Incluso con la proyección de mucho éxito, con el 85% de las personas pensando en comprar algo, según datos de Mercado Libre, el Black Friday siempre enciende una señal de alerta para los minoristas. Eso porque, en el último año, una encuesta de Clearsale indicó que, en ese período, hubo más de 400 intentos de fraude por hora, lo que equivaldría a una pérdida de R$ 8,5 mil por minuto. Además, un estudio de Serasa Experian estima para 2024 un volumen de 89 mil inversiones en estafas entre el viernes y el fin de semana de la fecha, lo que equivale a pérdidas aproximadas de R$ 500 millones.
Por más que gran parte de las estafas victimicen a los consumidores finales, en la mayoría de las veces quien termina perjudicado es el minorista. Eso porque, en caso de robos de datos en su plataforma, él está obligado a resarcir a su consumidor perjudicado, ya que es su responsabilidad garantizar un entorno seguro para que su usuario pueda hacer las compras en paz. Además, una de las modalidades más comunes de fraude en el comercio electrónico consiste en delincuentes comprando productos, recibiéndolos normalmente y luego alegando que la tienda no realizó el envío, obteniendo un reembolso por ello. Así, el comerciante queda sin el dinero de la venta y sin la mercancía, que es revendida por el estafador.
Al mantener un entorno seguro para su usuario, la plataforma de comercio electrónico mantiene su reputación en línea, lo cual es esencial para garantizar la fidelización de los clientes, ya que un dato de Opinion Box muestra que el 73% de los usuarios suelen investigar bien la fama de las tiendas virtuales antes de cerrar un negocio. Además, la investigación E-Commerce Trends 2024 es categórica: el 92% de las personas ya dejaron de comprar en línea por miedo a fraudes. Otro dato, de EY, muestra que el 71% de los consumidores brasileños temen que sus datos sean robados en internet.
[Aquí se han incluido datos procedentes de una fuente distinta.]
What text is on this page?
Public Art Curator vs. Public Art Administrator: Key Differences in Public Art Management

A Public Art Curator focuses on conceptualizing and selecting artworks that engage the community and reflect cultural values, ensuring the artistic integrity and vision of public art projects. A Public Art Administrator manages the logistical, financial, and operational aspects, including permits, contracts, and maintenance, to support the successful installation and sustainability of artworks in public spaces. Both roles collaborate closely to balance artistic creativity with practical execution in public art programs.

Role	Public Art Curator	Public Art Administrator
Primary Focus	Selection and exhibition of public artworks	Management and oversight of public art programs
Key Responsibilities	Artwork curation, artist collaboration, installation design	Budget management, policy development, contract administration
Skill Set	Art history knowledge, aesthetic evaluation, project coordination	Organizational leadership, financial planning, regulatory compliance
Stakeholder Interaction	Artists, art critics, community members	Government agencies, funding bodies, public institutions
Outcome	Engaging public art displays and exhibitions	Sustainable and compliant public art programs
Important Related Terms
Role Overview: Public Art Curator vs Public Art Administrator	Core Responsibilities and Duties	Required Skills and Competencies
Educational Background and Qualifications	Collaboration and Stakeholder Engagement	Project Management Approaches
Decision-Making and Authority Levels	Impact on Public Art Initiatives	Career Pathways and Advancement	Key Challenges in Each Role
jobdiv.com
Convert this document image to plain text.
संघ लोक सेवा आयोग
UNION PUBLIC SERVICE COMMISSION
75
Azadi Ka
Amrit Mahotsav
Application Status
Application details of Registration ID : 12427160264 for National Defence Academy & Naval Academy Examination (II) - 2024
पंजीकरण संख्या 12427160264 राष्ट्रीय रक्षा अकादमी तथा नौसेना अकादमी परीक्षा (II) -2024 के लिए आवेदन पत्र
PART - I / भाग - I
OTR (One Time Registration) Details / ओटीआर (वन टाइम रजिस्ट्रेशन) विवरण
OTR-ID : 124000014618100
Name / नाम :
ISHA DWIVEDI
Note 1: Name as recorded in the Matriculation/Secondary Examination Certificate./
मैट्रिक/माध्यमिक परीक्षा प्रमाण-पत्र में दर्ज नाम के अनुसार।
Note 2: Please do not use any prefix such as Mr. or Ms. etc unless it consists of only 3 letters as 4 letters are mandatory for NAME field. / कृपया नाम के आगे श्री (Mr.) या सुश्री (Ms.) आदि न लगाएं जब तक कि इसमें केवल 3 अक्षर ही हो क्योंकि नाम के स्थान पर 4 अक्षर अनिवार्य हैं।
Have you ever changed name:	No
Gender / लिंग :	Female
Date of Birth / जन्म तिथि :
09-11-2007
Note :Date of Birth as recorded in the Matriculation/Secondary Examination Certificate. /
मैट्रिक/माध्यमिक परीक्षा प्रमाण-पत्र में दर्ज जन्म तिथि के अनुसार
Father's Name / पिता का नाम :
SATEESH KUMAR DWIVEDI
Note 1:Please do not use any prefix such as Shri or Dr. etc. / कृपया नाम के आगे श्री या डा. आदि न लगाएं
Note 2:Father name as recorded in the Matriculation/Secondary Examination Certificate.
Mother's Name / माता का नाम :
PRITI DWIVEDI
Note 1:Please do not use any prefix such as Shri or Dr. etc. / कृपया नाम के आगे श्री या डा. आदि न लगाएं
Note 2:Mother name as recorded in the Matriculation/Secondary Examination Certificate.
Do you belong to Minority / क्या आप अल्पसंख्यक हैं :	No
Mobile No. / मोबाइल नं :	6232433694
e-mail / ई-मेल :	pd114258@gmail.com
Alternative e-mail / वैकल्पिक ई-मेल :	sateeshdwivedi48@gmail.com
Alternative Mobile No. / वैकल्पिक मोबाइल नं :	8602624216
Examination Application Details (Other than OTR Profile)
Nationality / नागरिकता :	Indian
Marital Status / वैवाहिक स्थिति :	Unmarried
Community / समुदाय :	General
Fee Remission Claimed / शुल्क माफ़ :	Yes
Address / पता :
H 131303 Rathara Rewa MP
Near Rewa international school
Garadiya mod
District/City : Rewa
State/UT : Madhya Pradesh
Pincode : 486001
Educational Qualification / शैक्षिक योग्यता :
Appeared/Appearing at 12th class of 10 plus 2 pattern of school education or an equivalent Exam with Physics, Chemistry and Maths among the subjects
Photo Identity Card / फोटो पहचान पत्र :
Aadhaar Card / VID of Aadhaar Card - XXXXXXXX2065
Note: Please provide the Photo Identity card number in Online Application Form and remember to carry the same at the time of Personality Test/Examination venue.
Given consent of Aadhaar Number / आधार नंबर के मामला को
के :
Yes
De qué manera puede el minorista protegerse de las estafas más comunes y garantizar el éxito en el Black Friday? Una solución efectiva ha sido el empleo de herramientas antifraude que mejoran sus sistemas con IA y Machine Learning. Este tipo de tecnología es capaz de evaluar datos transaccionales diversos de los clientes, determinar patrones de consumo y, con ello, formar una base de información. De esta manera, ella tiene en sus manos todo el comportamiento en línea de un determinado consumidor, como el método de pago más utilizado, los productos más buscados, la localidad más accedida, los días favoritos para hacer compras, etc.
Así, si alguna transacción se desvía de la matriz establecida por la tecnología, el sistema entiende que puede ser un fraude y lo señala al minorista. Lo más interesante es que la solución de Machine Learning puede mejorar por sí misma, porque cuanto más transacciones evalúa, más información agrega a su base de datos, lo que solo aumenta su precisión en la detección de operaciones fraudulentas. Con eso, la tecnología está siempre al día incluso con los modelos más actuales de golpes virtuales.
Para tener una idea, un estudio de Accenture mostró que las empresas que adoptaron tecnologías de IA y aprendizaje automático en la lucha contra el fraude vieron una disminución de hasta el 70% en las pérdidas financieras derivadas de estafas. Por eso, es esencial invertir en este tipo de solución para proteger sus operaciones y garantizar un entorno de compras seguro para los consumidores. Además de minimizar pérdidas financieras, esto fortalece su reputación en un período de alta demanda como el Black Friday, contribuyendo al éxito y la longevidad de la marca en el comercio electrónico.